Zelda II: The Adventure of Link hadir di NES pada 1987, hanya setahun setelah kesuksesan besar The Legend of Zelda. Sebagai sekuel, gim ini mengambil arah yang jauh lebih eksperimental dibanding pendahulunya.

Eksplorasinya masih memakai peta tampak atas untuk menjelajahi Hyrule. Namun, bagian pertarungannya berubah menjadi side-scrolling, dan elemen RPG seperti poin pengalaman, peningkatan level, serta mantra ikut dimasukkan ke dalam formula permainan.

Perubahan itu membuat Zelda II menempuh jalur yang tidak biasa untuk sebuah sekuel. Hasilnya, respons pemain pun terbelah antara yang menerima pendekatan baru dan yang menilai perubahannya terlalu jauh dari gim pertama.

Pandangan Miyamoto soal sekuel yang sesungguhnya

Dalam wawancara yang sama, Miyamoto menegaskan bahwa A Link to the Past adalah sekuel sejati dari The Legend of Zelda. Ia memandang Zelda II lebih sebagai kisah sampingan tentang apa yang terjadi pada Link setelah peristiwa di gim pertama.

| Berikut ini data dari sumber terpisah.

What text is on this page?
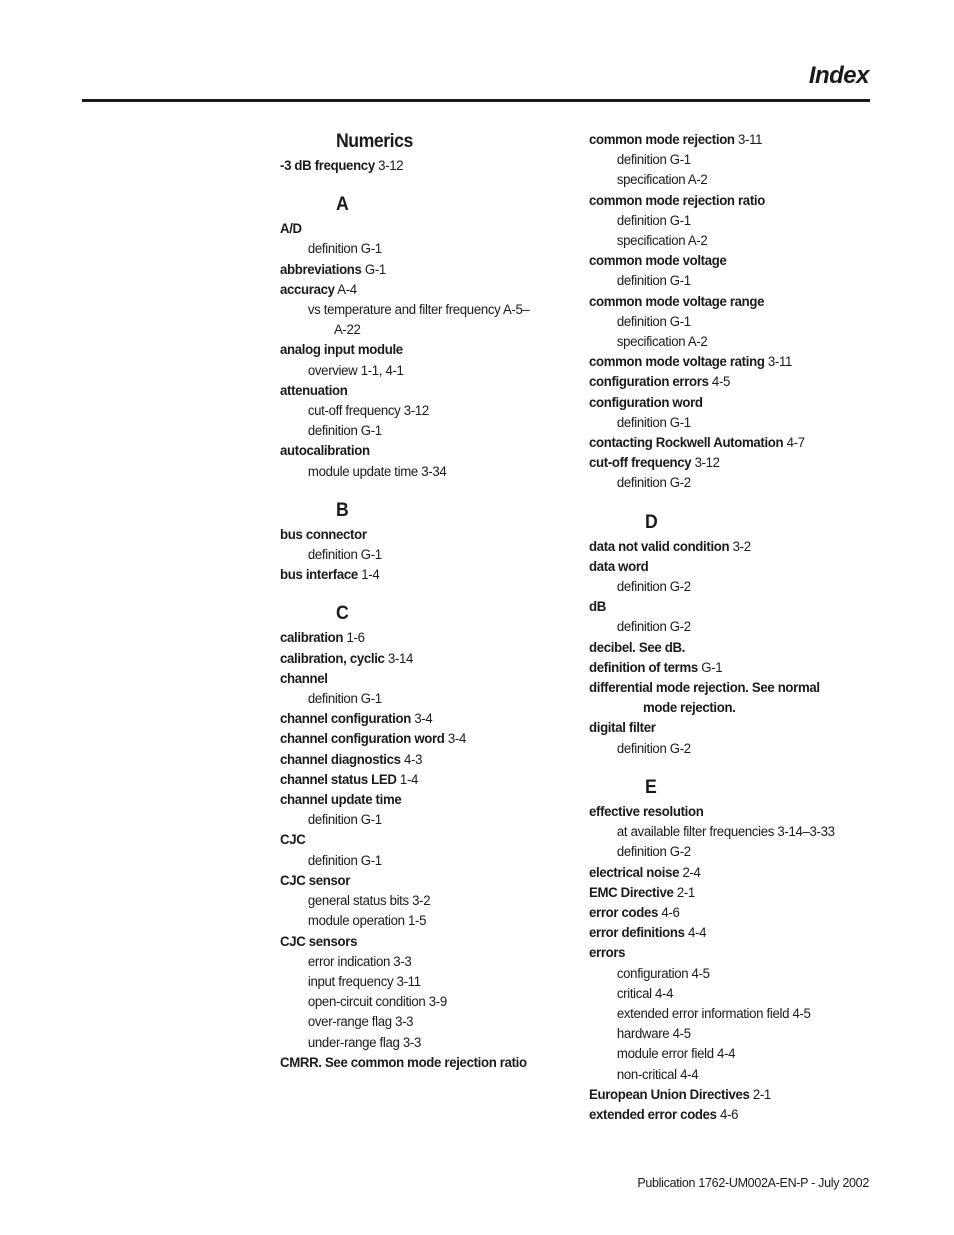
Index
Numerics
-3 dB frequency 3-12
A
A/D
definition G-1
abbreviations G-1
accuracy A-4
vs temperature and filter frequency A-5–
A-22
analog input module
overview 1-1, 4-1
attenuation
cut-off frequency 3-12
definition G-1
autocalibration
module update time 3-34
B
bus connector
definition G-1
bus interface 1-4
C
calibration 1-6
calibration, cyclic 3-14
channel
definition G-1
channel configuration 3-4
channel configuration word 3-4
channel diagnostics 4-3
channel status LED 1-4
channel update time
definition G-1
CJC
definition G-1
CJC sensor
general status bits 3-2
module operation 1-5
CJC sensors
error indication 3-3
input frequency 3-11
open-circuit condition 3-9
over-range flag 3-3
under-range flag 3-3
CMRR. See common mode rejection ratio
common mode rejection 3-11
definition G-1
specification A-2
common mode rejection ratio
definition G-1
specification A-2
common mode voltage
definition G-1
common mode voltage range
definition G-1
specification A-2
common mode voltage rating 3-11
configuration errors 4-5
configuration word
definition G-1
contacting Rockwell Automation 4-7
cut-off frequency 3-12
definition G-2
D
data not valid condition 3-2
data word
definition G-2
dB
definition G-2
decibel. See dB.
definition of terms G-1
differential mode rejection. See normal
mode rejection.
digital filter
definition G-2
E
effective resolution
at available filter frequencies 3-14–3-33
definition G-2
electrical noise 2-4
EMC Directive 2-1
error codes 4-6
error definitions 4-4
errors
configuration 4-5
critical 4-4
extended error information field 4-5
hardware 4-5
module error field 4-4
non-critical 4-4
European Union Directives 2-1
extended error codes 4-6
Publication 1762-UM002A-EN-P - July 2002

Pandangan itu ikut menjelaskan mengapa Zelda II kerap ditempatkan di posisi yang unik dalam sejarah seri. Meski tetap diakui sebagai bagian penting dari waralaba, arah pernyataan Miyamoto membuat gim tersebut sering diperlakukan berbeda dari kelanjutan inti seri.

Komersial kuat, tetapi reputasi terbelah

Dari sisi bisnis, Zelda II bukanlah kegagalan. Gim ini terjual jutaan kopi dan sempat dipuji sebagai keberhasilan komersial besar bagi Nintendo.

Meski begitu, penerimaan pemain tidak sekuat penjualannya. Dibanding banyak judul Zelda lain, Zelda II kerap muncul lebih rendah dalam jajak pendapat penggemar dan daftar gim terbaik di seri tersebut.

Kontras antara performa penjualan dan reputasi di kalangan pemain membuat komentar lama Miyamoto kembali relevan. Ucapan itu kini menjadi pengingat bahwa salah satu gim paling unik dalam sejarah The Legend of Zelda juga menyimpan jarak pandang yang jelas antara pembuatnya dan para penggemar.